まだ成熟していない(橋本治「失われた近代を求めて」)

失われた近代を求めてII 自然主義と呼ばれたもの達 (失われた近代を求めて 2)


 すぐれた文章表現のことを、橋本治さんは「文章そのものが語り出す」と述べていました。成熟していない口語体は、文章と書き手の間に、自身の実存を込めなければ表現にならなかった。だから口語文が生まれたばかりの頃、作品で自分の事を語るような小説ばかりが主流になったということです。「失われた近代を求めて」のシリーズの2巻は、口語体の勃興期を取り上げています。田山花袋から国木田独歩島崎藤村に取り上げる作家が移行していきます。
 島崎藤村は、現代になって、もっとも読まれることの少なくなった文豪の一人ではないかと橋本さんは述べていて、私自身も、中山道を歩き藤村が生まれた馬籠の宿場を通ったあと、藤村を読んでみようと「夜明け前」を手にはしたのですが、読めずに断念しているのです。藤村の作品から引用されたところ、もんもんと悩む主人公の姿や、妊娠した姪から逃げるように逃げた主人公の狡さ加減など、藤村の懺悔録につきあうのは、あまり気のりがしないのです。
 二葉亭四迷は、牛の涎のようにだらだらと・・という表現で、自然主義文学を批判しました。島崎藤村の作品すべてがけっして「牛の涎・・」ではないのですが、内面を過剰に語りたくなる癖もあるのでしょう。橋本さんは「夜明け前」で、主人公が気狂になり死んでいく結末を、必然性がまるでないと批判します。この主人公、藤村の父親がモデルだったそうで、非常に厳格な父親だったそうです。藤村の父親に対する眼差しは複雑で、その眼差しが「夜明け前」の結末を、歴史小説として不自然な結末にさせているとのことです。
 国木田独歩の場合は、風景を見つめることで内面を発見しています。それまで、広葉樹の美を愛でる感性は、日本人のなかになかった。海外の小説を読んで知った感性なのです。

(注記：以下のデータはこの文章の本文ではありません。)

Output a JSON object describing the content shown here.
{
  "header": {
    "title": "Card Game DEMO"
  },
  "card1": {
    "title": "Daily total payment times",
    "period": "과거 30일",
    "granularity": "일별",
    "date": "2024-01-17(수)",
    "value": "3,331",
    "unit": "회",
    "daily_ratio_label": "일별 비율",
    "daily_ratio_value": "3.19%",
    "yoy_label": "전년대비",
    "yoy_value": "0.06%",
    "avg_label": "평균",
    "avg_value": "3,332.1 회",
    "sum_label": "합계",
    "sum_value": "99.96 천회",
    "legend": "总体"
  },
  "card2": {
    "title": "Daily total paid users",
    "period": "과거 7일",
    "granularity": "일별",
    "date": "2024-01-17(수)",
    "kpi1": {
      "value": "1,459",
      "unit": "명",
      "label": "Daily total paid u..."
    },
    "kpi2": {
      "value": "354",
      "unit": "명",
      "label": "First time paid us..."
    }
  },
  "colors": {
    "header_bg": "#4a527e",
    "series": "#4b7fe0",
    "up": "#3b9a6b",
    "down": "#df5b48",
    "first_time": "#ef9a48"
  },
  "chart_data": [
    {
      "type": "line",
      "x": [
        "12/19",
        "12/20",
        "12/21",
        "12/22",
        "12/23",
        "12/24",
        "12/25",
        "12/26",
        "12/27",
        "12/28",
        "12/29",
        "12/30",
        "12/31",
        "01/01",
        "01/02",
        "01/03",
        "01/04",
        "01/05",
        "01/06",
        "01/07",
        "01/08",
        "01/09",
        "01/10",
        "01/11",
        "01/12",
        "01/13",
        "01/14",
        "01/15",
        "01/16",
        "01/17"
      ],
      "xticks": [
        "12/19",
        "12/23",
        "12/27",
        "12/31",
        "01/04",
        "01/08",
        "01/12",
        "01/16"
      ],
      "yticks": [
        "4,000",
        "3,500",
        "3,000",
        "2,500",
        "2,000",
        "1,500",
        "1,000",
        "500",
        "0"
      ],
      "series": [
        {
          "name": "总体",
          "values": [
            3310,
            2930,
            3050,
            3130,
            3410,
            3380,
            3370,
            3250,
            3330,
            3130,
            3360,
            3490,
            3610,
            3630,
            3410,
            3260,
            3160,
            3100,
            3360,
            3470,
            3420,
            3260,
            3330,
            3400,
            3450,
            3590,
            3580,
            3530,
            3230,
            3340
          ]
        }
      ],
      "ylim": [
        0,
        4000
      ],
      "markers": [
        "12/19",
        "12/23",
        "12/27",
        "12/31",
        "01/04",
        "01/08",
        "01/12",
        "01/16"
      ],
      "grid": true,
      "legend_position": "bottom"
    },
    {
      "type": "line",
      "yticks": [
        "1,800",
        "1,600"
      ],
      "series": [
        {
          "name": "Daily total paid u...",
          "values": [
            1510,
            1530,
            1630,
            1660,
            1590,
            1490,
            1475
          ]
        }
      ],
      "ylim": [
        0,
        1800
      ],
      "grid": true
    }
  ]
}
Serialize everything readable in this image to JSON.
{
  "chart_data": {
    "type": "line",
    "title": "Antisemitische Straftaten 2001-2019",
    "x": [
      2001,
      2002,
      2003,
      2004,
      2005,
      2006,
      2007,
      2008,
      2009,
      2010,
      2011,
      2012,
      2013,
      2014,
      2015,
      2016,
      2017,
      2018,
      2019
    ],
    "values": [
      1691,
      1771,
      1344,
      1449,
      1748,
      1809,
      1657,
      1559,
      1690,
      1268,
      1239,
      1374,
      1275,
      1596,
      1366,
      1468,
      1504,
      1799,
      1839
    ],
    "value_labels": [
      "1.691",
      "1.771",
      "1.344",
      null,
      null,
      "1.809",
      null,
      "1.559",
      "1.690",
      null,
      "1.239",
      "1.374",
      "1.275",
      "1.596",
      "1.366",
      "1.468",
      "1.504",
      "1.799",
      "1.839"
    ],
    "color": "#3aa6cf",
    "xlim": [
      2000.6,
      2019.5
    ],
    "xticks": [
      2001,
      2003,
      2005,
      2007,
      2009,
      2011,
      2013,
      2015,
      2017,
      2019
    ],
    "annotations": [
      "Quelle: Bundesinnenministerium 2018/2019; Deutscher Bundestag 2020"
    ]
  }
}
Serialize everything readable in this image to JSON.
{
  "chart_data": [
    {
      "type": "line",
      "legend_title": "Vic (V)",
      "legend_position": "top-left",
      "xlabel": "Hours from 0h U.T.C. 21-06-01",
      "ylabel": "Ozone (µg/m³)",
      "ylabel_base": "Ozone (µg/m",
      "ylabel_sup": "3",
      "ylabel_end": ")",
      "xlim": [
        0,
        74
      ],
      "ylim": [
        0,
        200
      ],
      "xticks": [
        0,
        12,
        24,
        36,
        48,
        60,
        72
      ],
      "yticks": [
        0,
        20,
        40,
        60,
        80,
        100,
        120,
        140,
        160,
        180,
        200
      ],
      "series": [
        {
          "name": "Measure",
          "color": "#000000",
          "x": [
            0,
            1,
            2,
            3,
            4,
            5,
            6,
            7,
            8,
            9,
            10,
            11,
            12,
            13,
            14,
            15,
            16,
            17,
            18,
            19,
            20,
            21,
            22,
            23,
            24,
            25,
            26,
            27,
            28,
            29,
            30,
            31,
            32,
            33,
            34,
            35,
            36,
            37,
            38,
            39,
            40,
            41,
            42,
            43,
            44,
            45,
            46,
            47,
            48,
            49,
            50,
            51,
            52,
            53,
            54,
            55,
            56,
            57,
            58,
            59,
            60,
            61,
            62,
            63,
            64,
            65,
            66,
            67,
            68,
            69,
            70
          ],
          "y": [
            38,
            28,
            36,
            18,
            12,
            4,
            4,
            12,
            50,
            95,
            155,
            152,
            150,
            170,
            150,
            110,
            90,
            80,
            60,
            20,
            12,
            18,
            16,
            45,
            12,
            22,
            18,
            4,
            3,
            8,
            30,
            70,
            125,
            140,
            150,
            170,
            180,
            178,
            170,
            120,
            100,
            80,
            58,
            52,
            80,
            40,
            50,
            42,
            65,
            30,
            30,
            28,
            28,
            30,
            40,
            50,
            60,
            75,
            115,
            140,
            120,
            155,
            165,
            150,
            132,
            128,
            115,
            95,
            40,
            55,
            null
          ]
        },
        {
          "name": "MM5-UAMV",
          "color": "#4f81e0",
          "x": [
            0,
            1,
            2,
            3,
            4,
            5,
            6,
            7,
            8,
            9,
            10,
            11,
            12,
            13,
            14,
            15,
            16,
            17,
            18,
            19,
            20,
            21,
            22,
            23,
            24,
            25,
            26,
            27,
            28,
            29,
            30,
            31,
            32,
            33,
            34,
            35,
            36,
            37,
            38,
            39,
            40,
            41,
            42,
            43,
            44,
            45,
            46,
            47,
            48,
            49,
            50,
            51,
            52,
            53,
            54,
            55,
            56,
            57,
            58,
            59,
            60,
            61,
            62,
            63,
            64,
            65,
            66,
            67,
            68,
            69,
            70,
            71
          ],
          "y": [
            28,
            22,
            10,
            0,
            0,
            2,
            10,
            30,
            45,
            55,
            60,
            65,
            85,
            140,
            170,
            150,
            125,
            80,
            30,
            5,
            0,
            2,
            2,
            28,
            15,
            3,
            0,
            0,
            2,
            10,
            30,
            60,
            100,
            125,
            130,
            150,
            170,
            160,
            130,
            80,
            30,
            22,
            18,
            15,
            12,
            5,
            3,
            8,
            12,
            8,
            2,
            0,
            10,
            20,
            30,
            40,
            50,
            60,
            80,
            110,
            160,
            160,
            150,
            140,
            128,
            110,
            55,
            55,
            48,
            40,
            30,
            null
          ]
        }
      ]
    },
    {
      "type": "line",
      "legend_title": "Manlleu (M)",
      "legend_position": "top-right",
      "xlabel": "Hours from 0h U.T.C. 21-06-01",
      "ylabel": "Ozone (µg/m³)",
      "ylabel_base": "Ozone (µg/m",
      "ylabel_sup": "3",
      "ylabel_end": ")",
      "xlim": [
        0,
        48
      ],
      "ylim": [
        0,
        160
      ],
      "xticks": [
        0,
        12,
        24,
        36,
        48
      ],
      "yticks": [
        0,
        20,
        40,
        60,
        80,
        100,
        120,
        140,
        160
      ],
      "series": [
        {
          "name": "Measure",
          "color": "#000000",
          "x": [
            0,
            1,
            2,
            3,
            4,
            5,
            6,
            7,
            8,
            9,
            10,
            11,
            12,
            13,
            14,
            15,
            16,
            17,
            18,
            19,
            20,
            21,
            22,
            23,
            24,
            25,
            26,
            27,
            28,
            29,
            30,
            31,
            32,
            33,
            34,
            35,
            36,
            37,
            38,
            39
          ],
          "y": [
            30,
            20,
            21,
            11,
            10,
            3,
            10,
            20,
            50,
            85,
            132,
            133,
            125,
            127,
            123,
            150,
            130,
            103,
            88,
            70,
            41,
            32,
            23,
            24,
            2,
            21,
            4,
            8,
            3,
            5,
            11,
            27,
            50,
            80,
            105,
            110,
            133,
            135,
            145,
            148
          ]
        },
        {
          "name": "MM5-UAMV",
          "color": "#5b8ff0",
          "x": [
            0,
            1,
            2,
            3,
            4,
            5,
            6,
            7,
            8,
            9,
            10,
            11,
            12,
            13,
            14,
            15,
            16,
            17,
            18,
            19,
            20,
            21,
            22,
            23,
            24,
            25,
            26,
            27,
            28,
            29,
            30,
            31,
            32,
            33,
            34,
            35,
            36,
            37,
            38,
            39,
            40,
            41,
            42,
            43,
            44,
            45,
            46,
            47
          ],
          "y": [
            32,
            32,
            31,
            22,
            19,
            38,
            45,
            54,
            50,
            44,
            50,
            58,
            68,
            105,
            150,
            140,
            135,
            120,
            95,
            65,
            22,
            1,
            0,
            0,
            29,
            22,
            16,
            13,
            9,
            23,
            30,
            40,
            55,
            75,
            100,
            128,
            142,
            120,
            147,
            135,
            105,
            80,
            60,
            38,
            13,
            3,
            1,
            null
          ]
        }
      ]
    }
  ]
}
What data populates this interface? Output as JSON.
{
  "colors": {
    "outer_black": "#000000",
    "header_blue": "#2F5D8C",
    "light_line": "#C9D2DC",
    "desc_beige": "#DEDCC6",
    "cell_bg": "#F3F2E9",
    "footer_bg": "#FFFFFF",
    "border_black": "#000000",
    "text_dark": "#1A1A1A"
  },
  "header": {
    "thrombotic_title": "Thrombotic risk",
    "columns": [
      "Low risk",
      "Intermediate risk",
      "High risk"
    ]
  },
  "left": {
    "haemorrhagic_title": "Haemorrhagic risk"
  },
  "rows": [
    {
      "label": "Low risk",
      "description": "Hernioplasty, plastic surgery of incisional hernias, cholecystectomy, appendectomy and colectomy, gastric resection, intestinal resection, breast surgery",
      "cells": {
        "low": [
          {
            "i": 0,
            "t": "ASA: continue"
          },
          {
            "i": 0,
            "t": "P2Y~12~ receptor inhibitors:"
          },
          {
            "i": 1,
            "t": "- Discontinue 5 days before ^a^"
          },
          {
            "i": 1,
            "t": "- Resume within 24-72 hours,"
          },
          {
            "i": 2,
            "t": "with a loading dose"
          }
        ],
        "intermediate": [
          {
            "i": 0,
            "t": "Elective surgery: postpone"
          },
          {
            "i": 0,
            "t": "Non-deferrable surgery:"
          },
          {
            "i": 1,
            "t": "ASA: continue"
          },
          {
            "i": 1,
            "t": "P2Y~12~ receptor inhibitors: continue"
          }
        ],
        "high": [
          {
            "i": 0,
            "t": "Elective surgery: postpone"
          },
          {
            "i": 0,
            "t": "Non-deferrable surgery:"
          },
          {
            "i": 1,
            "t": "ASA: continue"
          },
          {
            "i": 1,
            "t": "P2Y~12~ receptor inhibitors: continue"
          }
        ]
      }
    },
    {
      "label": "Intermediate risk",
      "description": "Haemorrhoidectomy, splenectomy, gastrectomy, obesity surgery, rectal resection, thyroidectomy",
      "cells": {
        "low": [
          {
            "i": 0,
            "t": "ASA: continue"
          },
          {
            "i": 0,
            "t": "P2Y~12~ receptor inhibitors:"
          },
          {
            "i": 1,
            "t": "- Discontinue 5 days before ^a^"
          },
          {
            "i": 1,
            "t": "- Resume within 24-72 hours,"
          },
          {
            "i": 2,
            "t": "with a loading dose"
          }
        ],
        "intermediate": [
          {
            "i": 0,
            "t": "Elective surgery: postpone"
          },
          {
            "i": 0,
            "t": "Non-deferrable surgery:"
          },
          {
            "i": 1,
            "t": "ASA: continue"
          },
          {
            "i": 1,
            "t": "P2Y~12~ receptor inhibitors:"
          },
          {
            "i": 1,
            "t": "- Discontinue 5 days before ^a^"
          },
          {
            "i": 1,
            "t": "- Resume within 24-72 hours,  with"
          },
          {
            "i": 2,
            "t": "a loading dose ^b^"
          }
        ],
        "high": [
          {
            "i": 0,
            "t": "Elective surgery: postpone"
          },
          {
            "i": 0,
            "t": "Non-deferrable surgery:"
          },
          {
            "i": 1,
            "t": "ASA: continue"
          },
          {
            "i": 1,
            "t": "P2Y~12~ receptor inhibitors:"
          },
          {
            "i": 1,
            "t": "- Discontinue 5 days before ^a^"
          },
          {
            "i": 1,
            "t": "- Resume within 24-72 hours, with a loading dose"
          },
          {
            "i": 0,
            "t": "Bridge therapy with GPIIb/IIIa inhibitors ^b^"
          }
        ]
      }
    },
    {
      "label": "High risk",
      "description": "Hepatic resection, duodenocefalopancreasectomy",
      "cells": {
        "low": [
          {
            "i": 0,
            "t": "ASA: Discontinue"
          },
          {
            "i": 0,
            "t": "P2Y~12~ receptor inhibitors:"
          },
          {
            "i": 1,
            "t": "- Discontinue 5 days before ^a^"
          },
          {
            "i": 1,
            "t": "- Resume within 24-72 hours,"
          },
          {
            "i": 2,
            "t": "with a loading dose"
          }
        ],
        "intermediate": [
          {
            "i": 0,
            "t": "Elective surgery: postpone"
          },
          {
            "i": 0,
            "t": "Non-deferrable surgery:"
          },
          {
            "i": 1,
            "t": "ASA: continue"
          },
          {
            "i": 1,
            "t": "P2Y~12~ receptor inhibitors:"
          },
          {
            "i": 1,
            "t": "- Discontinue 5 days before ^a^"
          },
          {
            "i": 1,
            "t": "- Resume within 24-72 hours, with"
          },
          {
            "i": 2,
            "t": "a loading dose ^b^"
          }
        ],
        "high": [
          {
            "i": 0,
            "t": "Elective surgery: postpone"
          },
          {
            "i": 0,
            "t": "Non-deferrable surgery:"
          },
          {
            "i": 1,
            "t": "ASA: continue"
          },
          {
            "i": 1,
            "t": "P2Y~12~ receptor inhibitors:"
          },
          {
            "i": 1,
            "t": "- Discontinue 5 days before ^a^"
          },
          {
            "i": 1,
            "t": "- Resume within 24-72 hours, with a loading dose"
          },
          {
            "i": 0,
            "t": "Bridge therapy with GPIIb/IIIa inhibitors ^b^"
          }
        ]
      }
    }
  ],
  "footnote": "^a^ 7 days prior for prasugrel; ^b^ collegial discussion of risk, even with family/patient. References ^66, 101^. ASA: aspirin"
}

武蔵野を散策の途中でたちよったお茶屋で、茶屋のかみさんに武蔵野のすばらしさを語っても、茶屋のかみさんにはその感性は理解できない。「ご一新」のかけ声で近代化が始まっても、人々の感性は瞬時に変わるものではない。口語体が成立しても、当時の文章の主流はまだ文語体だったのです。人々の内面は、まだ前近代を生きていました。
 藤村も独歩も、彼らなりの表現を身につける中で、おそらく自分自身の内面を発見したんだと思います。小説の中で主人公が、やたらに悩むのは、書き手である藤村や花袋自身が、作品を通して発見した自身の内面を、制御するというよりも暴走に振り回されているようにも取れます。この時代に口語体による文章表現は、まだ成熟していなかったということなのです。